In the first, the scripts were identical except where the candidate described feeling either angry or sad about losing an account due to a colleague’s late arrival at a meeting.

Participants conferred the most status on the man who said he was angry, the second most on the woman who said she was sad, slightly less on the man who said he was sad, and least of all by a sizable margin on the woman who said she was angry.

The average salary assigned to the angry man was almost $38,000 compared to about $23,500 for the angry woman and in the region of $30,000 for the other two candidates.

In a second experiment, the script was similar except that the job applicant also described his or her current occupation as a trainee or a senior executive.

“Participants rated the angry female CEO as significantly less competent than all of the other targets, including even the angry female trainee,” Brescoll wrote. She said they viewed angry females as significantly more “out of control.”

That impacted salaries. Unemotional women were assigned on average $55,384 compared to $32,902 for the angry ones. Male executive candidates were assigned more than trainees, regardless of anger, with an average $73,643.

Those are some huge differences.

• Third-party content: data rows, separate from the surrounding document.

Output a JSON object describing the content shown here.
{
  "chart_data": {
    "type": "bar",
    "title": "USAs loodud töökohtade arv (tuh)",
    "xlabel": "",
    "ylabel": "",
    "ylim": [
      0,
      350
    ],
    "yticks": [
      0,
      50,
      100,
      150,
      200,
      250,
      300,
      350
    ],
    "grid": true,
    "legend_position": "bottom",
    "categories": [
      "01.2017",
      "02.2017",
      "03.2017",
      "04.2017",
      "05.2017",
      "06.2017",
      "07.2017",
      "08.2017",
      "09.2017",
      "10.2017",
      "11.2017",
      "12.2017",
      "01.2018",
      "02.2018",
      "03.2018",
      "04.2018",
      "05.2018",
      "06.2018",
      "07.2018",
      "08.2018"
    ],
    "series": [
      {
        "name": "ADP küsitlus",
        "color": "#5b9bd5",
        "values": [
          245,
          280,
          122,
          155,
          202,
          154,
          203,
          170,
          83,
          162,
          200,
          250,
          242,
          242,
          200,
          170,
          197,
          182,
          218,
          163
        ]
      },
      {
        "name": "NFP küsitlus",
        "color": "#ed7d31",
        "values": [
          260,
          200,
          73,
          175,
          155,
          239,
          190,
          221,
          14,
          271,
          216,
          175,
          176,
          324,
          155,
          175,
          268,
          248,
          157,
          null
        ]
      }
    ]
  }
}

But you can see why younger women might do better than older women overall — the less experienced, the more anger, or any emotion, gets a pass.

Interestingly, the researchers also found that having a good reason for being angry helped negate some of the penalty for women vis-a-vis unemotional women, but still didn’t bump their salaries up to the level the subjects were willing to assign to men.

Mind you, negotiating salary can also hurt women, too. So the takeaway is: be young, single, urban, don’t ask for what you deserve and be a cipher, and you might make 80% of what angry men make. Yay!

Of course, an article about women and anger can’t go without mentioning Hillary Clinton and how “angry” she allegedly is and how that’s going to hurt her. Except for who’s calling her “angry”:

[Brescoll’s] research paper “When Can Angry Women Get Ahead?” noted that Clinton was described last year by a leading Republican as “too angry to be elected president.”

That, my dear Ms. Brescoll, is known as ratfucking. And congratulations! You’ve now spread the meme that Hillary Clinton, possessor of one of the blandest affects in politics, is a seething cauldron of rage.

Perhaps that explains the pink jackets and the cleavage.

Via Bitch, Ph.D.

3 Responses to “More on the pay gap”


  1. 1 Cass

    Another leading Republican noted that the facial features of Mrs. Clinton often get mixed up with those of his mother in recurring nightmares; and as he’s certain that everyone else in America has similar dreams, there’s no way she could ever be elected.

  2. 2 Elaine Vigneault

    well I’m just fucked

  3. 3 littlem

    “Another leading Republican noted that the facial features of Mrs. Clinton often get mixed up with those of his mother in recurring nightmares”

    HA! I’m sure he doesn’t realize that says much more about him than he thinks it does.